Virologic failure is a concern for HIV doctors because it means patients' HIV levels either never fall or are suppressed initially before rebounding. Virologic failure can be a sign that a patient's HIV is mutating in ways that make it more resistant to treatment.

Investors were expecting to see higher rates of virologic failure in TMC278 patients compared to Sustiva based on phase II data previously presented. But what's not yet clear from the new data are the sorts and severity of the HIV mutations being caused by TMC278.

In previous phase II studies followed for two years, the virologic failure rates for TMC278 and Sustiva equalized between the first and second years. It remains to be seen whether the same thing happens in the phase III studies, which is why investors are still viewing Btripla with some caution.

Gilead may also have to contend with competition from other, new HIV drugs in development, including a so-called integrase inhibitor from GlaxoSmithKline(GSK) that has data being presented at the same IAS meeting this week.

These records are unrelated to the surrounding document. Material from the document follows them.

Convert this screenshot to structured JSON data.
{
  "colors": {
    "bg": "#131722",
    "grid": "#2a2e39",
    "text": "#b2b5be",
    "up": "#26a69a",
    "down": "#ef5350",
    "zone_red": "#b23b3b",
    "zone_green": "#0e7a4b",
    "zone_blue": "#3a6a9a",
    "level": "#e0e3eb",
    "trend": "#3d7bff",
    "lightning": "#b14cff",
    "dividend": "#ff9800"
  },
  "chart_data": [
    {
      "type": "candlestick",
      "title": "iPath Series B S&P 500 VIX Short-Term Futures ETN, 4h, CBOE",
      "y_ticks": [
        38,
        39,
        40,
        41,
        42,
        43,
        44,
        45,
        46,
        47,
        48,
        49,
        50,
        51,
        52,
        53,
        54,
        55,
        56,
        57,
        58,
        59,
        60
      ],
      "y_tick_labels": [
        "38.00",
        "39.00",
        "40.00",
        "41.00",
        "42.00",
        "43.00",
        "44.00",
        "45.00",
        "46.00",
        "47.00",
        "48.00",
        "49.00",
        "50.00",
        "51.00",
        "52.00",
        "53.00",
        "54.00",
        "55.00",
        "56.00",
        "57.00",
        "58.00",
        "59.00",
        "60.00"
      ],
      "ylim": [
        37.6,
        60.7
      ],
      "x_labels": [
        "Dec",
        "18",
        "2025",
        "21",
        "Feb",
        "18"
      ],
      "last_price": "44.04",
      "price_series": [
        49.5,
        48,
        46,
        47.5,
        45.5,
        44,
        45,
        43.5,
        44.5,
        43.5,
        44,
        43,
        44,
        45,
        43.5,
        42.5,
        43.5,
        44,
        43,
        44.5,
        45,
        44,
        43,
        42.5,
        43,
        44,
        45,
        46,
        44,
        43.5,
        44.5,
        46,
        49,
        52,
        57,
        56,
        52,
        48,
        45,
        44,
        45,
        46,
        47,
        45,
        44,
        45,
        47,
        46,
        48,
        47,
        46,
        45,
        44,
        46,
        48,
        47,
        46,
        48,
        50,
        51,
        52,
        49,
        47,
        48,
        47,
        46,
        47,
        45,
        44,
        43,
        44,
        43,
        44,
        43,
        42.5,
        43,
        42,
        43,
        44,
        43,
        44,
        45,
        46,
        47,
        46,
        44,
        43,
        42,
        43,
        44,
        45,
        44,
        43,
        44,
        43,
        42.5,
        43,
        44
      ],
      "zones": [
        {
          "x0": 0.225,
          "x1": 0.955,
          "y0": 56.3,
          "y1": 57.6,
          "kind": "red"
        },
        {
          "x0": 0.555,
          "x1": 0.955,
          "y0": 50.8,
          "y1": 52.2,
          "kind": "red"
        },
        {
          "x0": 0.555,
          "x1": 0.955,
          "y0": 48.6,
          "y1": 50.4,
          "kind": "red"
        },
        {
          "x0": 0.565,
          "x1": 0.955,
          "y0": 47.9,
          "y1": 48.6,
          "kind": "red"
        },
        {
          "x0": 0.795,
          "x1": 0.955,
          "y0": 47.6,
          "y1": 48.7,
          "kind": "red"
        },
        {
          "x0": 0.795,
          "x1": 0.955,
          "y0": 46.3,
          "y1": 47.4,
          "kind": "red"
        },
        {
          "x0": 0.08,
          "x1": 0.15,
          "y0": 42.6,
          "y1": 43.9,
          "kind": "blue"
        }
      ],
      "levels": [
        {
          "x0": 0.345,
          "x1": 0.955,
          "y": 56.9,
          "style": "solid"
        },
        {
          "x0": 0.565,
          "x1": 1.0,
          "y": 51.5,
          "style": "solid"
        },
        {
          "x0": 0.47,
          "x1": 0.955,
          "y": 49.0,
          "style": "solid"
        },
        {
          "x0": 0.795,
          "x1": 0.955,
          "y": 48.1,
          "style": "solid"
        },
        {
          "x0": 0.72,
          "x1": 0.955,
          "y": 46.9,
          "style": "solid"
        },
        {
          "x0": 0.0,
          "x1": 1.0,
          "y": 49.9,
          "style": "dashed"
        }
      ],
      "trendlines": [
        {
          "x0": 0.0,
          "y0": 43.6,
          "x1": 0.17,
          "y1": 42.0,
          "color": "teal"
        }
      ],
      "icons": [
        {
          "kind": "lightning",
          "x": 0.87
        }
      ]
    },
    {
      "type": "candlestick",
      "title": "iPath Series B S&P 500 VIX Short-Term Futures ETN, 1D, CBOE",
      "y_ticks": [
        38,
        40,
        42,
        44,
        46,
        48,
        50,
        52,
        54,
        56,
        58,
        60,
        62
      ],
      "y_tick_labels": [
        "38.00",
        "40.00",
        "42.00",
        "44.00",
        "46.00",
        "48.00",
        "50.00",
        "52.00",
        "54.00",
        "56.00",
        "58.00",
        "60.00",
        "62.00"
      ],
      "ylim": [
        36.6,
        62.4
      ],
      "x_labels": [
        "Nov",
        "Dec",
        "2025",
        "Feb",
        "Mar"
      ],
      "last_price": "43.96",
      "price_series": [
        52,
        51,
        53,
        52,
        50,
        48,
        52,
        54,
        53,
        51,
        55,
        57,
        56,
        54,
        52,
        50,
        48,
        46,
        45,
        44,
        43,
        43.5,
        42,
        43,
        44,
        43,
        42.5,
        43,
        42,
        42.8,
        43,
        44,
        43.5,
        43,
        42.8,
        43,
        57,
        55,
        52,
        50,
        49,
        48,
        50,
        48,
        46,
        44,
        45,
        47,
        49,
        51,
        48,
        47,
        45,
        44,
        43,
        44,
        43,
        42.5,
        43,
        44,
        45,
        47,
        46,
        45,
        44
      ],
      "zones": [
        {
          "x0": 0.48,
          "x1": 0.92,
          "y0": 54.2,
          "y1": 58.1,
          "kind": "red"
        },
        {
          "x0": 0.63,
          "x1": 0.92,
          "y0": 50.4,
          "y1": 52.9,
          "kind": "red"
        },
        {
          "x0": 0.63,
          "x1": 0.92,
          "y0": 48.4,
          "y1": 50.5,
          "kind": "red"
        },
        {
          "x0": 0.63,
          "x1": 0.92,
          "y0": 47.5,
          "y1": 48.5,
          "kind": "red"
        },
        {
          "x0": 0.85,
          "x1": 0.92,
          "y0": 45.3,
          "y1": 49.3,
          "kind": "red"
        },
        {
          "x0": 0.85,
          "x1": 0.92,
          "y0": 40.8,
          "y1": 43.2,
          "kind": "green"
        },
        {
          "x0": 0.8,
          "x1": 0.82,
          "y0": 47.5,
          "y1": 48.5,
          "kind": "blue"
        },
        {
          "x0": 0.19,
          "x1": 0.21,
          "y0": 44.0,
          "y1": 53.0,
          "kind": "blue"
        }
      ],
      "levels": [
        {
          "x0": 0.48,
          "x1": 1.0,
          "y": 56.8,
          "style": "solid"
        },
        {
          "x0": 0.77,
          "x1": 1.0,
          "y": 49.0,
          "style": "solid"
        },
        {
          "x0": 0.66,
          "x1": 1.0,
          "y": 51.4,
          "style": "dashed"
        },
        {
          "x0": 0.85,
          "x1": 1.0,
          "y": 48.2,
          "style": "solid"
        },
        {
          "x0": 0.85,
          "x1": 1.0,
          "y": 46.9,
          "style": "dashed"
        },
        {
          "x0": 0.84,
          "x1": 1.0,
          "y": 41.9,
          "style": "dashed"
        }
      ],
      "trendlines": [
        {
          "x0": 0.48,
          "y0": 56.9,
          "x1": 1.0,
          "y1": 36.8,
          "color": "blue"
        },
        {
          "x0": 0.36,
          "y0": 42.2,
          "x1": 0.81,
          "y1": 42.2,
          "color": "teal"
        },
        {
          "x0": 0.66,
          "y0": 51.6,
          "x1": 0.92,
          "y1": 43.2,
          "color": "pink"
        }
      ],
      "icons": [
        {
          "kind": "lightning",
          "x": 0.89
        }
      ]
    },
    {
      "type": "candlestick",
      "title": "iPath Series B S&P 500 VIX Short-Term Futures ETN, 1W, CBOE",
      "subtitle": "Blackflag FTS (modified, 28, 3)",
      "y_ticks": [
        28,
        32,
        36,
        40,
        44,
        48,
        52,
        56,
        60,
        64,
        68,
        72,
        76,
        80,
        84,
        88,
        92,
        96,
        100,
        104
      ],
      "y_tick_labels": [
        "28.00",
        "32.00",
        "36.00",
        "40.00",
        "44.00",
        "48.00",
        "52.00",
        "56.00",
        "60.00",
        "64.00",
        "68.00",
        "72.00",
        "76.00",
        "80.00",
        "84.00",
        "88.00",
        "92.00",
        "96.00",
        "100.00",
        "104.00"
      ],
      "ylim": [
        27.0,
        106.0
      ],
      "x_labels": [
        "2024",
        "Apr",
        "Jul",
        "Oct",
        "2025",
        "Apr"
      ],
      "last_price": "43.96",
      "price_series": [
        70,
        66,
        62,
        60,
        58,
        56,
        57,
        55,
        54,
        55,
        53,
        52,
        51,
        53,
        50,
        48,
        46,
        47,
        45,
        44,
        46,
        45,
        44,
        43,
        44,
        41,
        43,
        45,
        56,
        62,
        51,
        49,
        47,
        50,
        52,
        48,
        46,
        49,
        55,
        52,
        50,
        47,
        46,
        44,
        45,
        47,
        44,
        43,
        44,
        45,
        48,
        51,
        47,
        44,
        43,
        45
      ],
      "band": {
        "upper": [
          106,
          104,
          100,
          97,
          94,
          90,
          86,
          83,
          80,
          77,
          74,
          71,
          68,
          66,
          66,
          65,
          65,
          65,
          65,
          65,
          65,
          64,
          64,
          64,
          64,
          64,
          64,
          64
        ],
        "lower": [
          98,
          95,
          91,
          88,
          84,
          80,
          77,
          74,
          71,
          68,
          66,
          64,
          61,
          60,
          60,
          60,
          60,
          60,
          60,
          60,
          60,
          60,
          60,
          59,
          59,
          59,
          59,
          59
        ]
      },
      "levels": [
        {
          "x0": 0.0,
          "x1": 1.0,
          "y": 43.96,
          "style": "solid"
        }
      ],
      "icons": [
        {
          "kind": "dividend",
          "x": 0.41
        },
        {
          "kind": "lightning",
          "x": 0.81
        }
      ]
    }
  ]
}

During a conference call with investors Monday morning, ISI Group biotech analyst Mark Schoenebaum said his initial feedback on Btripla from an HIV doctor indicated some reluctance to use Btripla over Atripla based on the virologic failure data released over the weekend.

At the same time, Schoenebaum reiterated his position that Gilead "continues to look really cheap" at these stock levels. He pegs fair value today in the $45 range.

Gilead will release second quarter earnings Tuesday afternoon. The company is expected to earn 87 cents a share on an adjusted basis on total revenue of $1.96 billion. Worldwide HIV sales are expected to reach $1.59 billion. Investors will be paying close attention to Gilead management's discussion of U.S. demand for its HIV drugs as well as efforts by some European countries to cut the price of HIV drugs.